I like pyquery for dealing with HTML source code. It works very much like jQuery, if you're familiar with that.

Note: In my tests, I needed to spoof the user agent in order to get a response from the server, YMMV.

import json
import requests
from pyquery import PyQuery

url = 'https://www.johnlewis.com/canon-pixma-ts5151-all-in-one-wireless-wi-fi-printer-white/p3341066'
response = requests.get(url, headers={
'User-Agent': 'Mozilla/5.0 (Windows NT 10.0; Win64; x64; rv:94.0) Gecko/20100101 Firefox/94.0'
})
pq = PyQuery(response.text)

data = (pq
    .find('script[type="application/ld+json"]')
    .map(lambda i, elem: json.loads(elem.text))
)

On the page you mention there are multiple multiple 'application/ld+json' script elements. The above code finds them all and parses their contents from JSON, so data is a list with multiple elements.

If you know exactly what you're looking for, you can go there directly.
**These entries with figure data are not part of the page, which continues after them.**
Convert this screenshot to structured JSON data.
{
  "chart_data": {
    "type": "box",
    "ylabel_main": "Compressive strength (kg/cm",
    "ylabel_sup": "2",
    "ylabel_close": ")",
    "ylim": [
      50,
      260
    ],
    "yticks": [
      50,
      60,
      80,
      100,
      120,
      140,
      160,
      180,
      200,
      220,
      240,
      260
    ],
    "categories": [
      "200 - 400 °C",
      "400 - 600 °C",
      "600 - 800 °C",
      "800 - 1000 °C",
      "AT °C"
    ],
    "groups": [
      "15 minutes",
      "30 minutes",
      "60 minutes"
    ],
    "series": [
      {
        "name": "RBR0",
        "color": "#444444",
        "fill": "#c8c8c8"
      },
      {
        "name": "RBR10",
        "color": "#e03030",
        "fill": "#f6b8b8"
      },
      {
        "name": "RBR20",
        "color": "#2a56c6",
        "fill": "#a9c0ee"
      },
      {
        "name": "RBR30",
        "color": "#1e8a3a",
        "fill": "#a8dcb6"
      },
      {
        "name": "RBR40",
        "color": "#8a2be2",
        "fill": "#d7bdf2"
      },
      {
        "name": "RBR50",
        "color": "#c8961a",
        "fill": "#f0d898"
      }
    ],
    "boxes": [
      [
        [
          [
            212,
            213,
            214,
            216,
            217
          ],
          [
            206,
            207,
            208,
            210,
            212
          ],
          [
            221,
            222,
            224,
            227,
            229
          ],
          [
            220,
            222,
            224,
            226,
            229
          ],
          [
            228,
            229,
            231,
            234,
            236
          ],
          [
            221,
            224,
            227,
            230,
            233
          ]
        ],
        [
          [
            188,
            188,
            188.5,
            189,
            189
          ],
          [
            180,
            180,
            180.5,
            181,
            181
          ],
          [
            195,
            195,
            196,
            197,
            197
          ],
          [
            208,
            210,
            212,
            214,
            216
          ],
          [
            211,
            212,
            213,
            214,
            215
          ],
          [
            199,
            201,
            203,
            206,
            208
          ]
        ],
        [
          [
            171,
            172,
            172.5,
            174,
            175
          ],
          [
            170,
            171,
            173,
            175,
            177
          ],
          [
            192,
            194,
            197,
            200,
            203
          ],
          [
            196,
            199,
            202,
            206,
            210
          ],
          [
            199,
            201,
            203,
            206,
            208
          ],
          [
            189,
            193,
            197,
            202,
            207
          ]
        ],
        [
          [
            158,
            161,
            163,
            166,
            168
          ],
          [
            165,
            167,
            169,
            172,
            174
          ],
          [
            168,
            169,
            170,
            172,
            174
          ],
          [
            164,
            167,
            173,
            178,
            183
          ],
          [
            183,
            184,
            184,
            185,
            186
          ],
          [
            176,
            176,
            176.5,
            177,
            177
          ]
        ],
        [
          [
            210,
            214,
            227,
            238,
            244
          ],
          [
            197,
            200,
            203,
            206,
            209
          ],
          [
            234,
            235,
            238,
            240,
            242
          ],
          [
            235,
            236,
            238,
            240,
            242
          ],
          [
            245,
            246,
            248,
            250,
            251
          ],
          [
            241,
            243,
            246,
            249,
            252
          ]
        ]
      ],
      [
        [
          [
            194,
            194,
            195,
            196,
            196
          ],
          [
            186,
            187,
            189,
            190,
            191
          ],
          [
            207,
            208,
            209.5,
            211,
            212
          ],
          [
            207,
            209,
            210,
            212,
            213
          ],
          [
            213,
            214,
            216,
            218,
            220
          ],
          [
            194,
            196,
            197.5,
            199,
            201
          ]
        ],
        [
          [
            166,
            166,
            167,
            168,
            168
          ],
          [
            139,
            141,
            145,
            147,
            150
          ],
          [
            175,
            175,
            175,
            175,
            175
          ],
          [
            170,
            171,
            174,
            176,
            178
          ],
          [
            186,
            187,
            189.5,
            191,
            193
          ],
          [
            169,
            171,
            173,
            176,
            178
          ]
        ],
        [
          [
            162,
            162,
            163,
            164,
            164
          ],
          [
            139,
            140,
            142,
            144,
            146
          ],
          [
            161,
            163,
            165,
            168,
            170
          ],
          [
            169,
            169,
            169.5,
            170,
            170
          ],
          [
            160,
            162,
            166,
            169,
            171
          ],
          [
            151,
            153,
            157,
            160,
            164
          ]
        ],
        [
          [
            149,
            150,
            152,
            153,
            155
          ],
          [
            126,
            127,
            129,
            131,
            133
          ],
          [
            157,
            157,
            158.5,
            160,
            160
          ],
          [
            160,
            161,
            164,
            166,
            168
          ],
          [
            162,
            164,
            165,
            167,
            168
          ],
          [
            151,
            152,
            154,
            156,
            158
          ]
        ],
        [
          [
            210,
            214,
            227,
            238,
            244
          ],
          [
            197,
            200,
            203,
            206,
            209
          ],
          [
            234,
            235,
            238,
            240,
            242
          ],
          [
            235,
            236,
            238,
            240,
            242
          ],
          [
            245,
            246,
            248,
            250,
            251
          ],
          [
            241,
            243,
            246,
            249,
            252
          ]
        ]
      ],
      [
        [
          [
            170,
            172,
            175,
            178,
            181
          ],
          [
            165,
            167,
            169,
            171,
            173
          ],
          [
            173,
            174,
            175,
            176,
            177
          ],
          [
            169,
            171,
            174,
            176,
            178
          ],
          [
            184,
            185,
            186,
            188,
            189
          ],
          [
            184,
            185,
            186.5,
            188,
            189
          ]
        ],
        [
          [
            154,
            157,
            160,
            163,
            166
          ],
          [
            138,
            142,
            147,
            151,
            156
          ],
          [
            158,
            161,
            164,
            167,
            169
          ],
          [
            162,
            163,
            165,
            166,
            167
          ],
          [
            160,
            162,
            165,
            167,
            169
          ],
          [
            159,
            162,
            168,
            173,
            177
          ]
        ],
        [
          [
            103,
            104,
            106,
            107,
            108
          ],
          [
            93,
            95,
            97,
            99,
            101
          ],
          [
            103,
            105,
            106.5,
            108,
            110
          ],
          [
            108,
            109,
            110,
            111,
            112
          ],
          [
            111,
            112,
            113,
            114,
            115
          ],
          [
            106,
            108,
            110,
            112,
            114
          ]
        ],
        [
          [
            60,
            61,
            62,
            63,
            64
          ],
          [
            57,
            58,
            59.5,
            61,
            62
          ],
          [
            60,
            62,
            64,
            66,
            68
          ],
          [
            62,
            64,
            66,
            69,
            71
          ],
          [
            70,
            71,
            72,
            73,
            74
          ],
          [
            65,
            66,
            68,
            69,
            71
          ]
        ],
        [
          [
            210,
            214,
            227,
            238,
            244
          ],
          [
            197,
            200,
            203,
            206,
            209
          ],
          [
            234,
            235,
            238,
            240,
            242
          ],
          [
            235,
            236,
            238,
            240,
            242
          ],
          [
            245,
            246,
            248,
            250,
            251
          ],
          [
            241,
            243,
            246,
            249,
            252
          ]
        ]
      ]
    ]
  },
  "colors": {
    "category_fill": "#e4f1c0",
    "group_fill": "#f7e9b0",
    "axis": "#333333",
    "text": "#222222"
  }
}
print(data[0]['offers']['seller']['name'])  # => John Lewis & Partners

Alternatively, you can use jsonpath-ng for greatly extended flexibility in querying the extracted objects:

from jsonpath_ng.ext import parse as jp

names = [r.value for r in jp('[*].offers.seller.name').find(data)]
for name in names:
    print(name) 

# => John Lewis & Partners
    
products = [r.value for r in jp('$[?"@type"="product"]').find(data)]
for product in products:
    print(product['sku'], '-', product['name']) 

# => 237161659 - Canon PIXMA TS5151 All-in-One Wireless Wi-Fi Printer, White
Tomalak
  • 332,285
  • 67
  • 532
  • 628